Comunicato Tiscali

23 Giugno 2009 Nessun commento

Amministrazione determina il rapporto di raggruppamento
azionario e le condizioni degli aumenti di capitale in opzione
Cagliari, 22 giugno 2009
Il Consiglio di Amministrazione di Tiscali S.p.A. riunitosi oggi, ha, tra l’altro, assunto
alcune deliberazioni rilevanti ai fini dell’Assemblea Straordinaria convocata in data 28,
29 e 30 giugno 2009, rispettivamente in prima, seconda e terza convocazione.
In particolare:
(i) in relazione alla proposta di procedere ad una rideterminazione del numero delle
azioni in circolazione mediante un raggruppamento delle stesse, il Consiglio di
Amministrazione di Tiscali ha determinato in n. 1 azione ordinaria ogni 10
azioni esistenti il rapporto di raggruppamento. Ad esito dell’operazione di
raggruppamento il capitale sociale della Società passerà pertanto dalle
attuali 616.545.485 azioni a 61.654.548 azioni.
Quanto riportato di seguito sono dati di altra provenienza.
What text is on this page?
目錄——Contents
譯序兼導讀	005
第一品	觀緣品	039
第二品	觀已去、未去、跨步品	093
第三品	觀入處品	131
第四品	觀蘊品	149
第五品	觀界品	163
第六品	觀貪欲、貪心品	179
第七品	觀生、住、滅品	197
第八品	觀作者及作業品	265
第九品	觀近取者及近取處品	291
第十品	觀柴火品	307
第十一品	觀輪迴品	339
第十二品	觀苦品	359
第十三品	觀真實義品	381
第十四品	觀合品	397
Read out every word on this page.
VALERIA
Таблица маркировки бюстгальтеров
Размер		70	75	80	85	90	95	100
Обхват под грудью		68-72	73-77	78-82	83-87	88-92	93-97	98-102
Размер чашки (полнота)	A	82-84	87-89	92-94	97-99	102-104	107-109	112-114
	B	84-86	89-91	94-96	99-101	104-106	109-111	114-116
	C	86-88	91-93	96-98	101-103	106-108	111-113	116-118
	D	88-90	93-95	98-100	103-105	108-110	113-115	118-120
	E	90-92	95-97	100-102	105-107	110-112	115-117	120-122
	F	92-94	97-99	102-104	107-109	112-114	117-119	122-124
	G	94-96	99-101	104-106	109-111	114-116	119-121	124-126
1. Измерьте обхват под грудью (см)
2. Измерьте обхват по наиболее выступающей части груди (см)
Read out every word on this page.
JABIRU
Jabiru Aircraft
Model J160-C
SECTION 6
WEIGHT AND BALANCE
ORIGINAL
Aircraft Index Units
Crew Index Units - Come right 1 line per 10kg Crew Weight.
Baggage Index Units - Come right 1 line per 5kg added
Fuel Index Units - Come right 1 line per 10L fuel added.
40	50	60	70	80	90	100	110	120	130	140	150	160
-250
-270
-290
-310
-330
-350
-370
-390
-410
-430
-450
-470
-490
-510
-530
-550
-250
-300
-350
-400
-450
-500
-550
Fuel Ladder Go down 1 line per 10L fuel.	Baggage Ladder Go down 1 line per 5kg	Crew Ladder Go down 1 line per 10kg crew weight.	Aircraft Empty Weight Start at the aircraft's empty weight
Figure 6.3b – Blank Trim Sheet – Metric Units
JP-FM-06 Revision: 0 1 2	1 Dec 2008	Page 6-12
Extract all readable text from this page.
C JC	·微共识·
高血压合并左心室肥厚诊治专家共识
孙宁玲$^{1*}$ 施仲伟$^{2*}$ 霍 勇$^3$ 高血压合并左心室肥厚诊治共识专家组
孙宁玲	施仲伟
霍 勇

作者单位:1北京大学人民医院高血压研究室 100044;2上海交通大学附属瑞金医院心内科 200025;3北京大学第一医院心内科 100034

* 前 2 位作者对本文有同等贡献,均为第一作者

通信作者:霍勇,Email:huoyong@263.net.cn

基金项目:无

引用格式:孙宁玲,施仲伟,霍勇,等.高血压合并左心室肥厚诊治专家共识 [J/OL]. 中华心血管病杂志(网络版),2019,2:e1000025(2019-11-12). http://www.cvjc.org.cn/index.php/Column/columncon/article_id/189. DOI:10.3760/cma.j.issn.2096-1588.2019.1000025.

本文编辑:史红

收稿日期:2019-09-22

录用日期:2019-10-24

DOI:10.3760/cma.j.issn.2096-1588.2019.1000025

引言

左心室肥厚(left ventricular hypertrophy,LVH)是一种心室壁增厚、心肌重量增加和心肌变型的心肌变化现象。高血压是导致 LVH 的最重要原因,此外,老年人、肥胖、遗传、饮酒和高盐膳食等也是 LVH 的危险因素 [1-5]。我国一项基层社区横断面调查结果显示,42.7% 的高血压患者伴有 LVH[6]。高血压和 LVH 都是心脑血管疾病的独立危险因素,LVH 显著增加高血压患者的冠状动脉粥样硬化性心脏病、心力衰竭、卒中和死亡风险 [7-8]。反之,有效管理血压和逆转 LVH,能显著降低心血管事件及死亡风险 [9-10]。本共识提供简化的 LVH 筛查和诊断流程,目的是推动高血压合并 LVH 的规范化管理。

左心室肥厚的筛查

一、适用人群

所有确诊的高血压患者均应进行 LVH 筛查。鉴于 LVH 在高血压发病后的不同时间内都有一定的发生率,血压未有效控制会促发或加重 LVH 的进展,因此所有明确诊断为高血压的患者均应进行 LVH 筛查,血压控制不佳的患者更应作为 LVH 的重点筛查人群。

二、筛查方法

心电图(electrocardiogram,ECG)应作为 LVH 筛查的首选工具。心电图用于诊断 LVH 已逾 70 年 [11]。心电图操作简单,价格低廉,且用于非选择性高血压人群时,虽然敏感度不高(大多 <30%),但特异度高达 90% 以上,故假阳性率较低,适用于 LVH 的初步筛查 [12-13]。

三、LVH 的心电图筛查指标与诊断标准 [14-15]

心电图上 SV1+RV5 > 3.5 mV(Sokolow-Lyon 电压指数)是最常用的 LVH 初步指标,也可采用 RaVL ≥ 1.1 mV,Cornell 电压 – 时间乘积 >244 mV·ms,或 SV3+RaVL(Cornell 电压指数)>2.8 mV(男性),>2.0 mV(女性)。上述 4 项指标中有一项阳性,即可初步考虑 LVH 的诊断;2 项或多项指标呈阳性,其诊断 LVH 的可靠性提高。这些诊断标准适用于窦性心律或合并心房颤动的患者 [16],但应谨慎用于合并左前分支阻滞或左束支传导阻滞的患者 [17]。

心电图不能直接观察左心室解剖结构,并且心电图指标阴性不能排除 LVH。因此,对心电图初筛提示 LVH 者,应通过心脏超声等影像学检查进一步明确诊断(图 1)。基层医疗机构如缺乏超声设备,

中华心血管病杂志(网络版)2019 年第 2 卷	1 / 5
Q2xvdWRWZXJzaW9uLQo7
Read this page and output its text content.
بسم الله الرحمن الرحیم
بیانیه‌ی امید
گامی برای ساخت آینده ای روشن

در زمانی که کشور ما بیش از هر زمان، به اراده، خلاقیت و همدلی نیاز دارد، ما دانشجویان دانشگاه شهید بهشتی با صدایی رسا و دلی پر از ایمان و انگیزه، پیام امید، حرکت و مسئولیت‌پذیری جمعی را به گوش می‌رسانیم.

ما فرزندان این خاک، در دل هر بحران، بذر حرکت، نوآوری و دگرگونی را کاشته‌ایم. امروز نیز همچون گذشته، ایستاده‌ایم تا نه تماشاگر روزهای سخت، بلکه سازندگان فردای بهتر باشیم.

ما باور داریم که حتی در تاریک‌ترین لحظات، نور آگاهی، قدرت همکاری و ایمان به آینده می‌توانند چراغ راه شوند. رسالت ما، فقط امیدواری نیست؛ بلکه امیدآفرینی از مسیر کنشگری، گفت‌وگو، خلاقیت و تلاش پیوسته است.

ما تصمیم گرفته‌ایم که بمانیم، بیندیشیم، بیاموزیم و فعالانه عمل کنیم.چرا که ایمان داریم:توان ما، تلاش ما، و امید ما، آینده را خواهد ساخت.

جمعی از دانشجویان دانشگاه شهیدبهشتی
Le modalità e la tempistica delle
operazioni di raggruppamento verranno stabilite di concerto con le Autorità
competenti e, in particolare, con Borsa Italiana S.p.A., dandone comunicazione al
Mercato mediante apposito avviso;
(ii) il Consiglio di Amministrazione ha inoltre determinato il prezzo di sottoscrizione
delle azioni ordinarie di nuova emissione rivenienti dal Primo e, eventualmente,
dal Secondo Aumento di capitale sociale, così come descritti nella relazione
predisposta dal Consiglio di Amministrazione ai sensi dell’art. 72 del
Regolamento Consob 11971/99, come modificato e dell’art. 3 del D.M. 437/98,
messa a disposizione del pubblico in data 12 giugno 2009.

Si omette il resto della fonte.